Basée sur des chiffres datant de 2015, cette étude démontre que la totalité des coûts engendrés par les différentes formes de pollution mais aussi par l’usure des voies ou encore l’accidentalité routière ne sont couverts qu’à hauteur d’un tiers par l’ensemble des revenus générés par les automobilistes.

En effet, chaque kilomètre parcouru par un véhicule essence coûte 16,5 centimes à la collectivité, alors qu’il ne rapporte en moyenne que 7 centimes d’euros. Le constat est encore plus frappant pour les véhicules diesel, qui ne rapportent que 5,6 centimes d’euros à l’État par kilomètre parcouru alors qu’ils ne coûtent pas moins de 18,3 centimes par kilomètre.

Mais la véritable surprise de l’étude publiée par la Direction générale du Trésor est liée aux véhicules électriques. En 2015, en ajoutant les différentes aides accordées par l’État dans le cadre de l’acquisition de ce type de véhicule, les prélèvements liés à ces véhicules s’avéraient négatifs, et chaque kilomètre parcouru par une voiture électrique coûte à l’État 10,1 centimes d’euros, qui venaient s’ajouter aux 15,4 centimes d’euros générés par les différentes formes de pollution émises par ces voitures.

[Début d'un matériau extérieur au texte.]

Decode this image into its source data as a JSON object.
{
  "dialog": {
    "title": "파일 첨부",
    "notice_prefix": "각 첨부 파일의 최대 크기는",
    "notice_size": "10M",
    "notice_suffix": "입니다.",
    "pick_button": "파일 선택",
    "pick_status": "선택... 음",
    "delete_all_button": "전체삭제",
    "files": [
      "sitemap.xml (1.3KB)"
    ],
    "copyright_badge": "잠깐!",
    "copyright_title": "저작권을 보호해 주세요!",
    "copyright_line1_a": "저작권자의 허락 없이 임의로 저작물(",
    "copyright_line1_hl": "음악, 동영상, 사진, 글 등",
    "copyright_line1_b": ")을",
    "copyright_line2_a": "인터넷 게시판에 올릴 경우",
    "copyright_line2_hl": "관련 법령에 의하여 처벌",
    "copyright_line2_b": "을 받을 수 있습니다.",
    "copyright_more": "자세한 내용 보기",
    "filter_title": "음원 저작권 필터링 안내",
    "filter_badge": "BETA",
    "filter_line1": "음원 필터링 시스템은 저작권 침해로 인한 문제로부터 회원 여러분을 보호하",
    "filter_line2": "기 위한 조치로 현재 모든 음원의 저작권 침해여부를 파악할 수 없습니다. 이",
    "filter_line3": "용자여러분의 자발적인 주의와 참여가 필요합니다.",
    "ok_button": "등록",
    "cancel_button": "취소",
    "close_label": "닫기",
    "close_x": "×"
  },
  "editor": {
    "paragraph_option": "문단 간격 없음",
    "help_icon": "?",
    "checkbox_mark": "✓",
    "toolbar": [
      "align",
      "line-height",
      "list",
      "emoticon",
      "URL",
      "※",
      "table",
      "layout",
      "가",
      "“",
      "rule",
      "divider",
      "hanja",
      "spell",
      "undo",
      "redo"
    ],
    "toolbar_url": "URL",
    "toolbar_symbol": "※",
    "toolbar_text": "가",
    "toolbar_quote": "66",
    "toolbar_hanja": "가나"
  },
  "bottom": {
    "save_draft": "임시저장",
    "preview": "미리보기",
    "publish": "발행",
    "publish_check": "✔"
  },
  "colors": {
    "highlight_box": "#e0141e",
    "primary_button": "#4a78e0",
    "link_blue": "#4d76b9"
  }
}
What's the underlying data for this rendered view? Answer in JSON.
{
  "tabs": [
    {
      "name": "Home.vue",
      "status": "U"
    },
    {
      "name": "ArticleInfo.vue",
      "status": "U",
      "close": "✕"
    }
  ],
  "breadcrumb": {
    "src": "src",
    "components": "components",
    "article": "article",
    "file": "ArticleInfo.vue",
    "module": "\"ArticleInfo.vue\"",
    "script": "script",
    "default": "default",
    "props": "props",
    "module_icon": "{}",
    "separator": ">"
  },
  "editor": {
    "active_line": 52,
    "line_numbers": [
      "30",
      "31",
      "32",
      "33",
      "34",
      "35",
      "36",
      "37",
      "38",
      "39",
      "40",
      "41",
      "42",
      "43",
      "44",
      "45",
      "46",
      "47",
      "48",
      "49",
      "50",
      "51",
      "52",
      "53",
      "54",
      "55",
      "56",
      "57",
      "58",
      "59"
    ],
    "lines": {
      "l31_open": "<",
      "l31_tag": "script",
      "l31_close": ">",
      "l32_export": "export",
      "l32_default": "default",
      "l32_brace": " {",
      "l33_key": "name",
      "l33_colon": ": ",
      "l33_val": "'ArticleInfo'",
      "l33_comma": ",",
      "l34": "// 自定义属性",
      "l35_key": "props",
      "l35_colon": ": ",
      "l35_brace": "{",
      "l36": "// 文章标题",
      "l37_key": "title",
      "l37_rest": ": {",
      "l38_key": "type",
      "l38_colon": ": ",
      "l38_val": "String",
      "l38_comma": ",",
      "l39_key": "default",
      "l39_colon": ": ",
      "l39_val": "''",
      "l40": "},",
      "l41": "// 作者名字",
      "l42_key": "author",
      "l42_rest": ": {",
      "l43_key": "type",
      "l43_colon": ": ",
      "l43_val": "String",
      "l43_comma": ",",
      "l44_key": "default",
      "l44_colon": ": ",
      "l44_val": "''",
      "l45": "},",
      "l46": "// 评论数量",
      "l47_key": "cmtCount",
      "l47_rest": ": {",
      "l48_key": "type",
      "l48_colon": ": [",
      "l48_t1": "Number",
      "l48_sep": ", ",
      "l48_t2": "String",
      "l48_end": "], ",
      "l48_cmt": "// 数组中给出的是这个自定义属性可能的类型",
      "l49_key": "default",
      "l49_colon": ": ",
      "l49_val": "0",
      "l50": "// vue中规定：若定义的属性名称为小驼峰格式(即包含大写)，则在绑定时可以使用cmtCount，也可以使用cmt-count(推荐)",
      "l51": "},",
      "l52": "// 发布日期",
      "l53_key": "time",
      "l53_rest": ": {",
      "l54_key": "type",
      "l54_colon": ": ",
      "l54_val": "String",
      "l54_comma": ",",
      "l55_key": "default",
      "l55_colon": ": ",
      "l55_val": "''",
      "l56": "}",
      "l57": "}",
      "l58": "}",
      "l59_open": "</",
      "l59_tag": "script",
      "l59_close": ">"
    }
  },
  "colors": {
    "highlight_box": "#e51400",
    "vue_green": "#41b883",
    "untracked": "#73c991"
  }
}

Des propositions afin de faire payer plus les automobilistes

La Direction générale du Trésor, qui cherchait à rééquilibrer le montant entre les dépenses que génère la conduite des véhicules et les prélèvements réclamés aux automobilistes, a proposé dans cette étude de créer un certain nombre de nouvelles formes de taxes. Ainsi, le document évoque la création de taxes pour les émissions de carbone, pour les émissions sonores des voitures, ou bien encore la mise en place de péages urbains ainsi qu’une augmentation des prix des stationnements urbains. Néanmoins, la note de la Direction générale du Trésor évoque la possibilité de redistribuer une part de ces recettes à destination des foyers les plus modestes, ou encore investir dans les modes de déplacements alternatifs.

Des chiffres à nuancer en prenant en compte les différents types de mobilité

Si les chiffres publiés par la Direction générale du Trésor révèlent la différence entre coûts et recettes associées à la conduite des véhicules, il est néanmoins nécessaire de prendre également en compte les autres formes de mobilité, notamment les bus ainsi que le vélo, qui bénéficient de subventions importantes, et qui nécessitent souvent des investissements tout aussi importants, notamment en matière d’aménagements de la chaussée.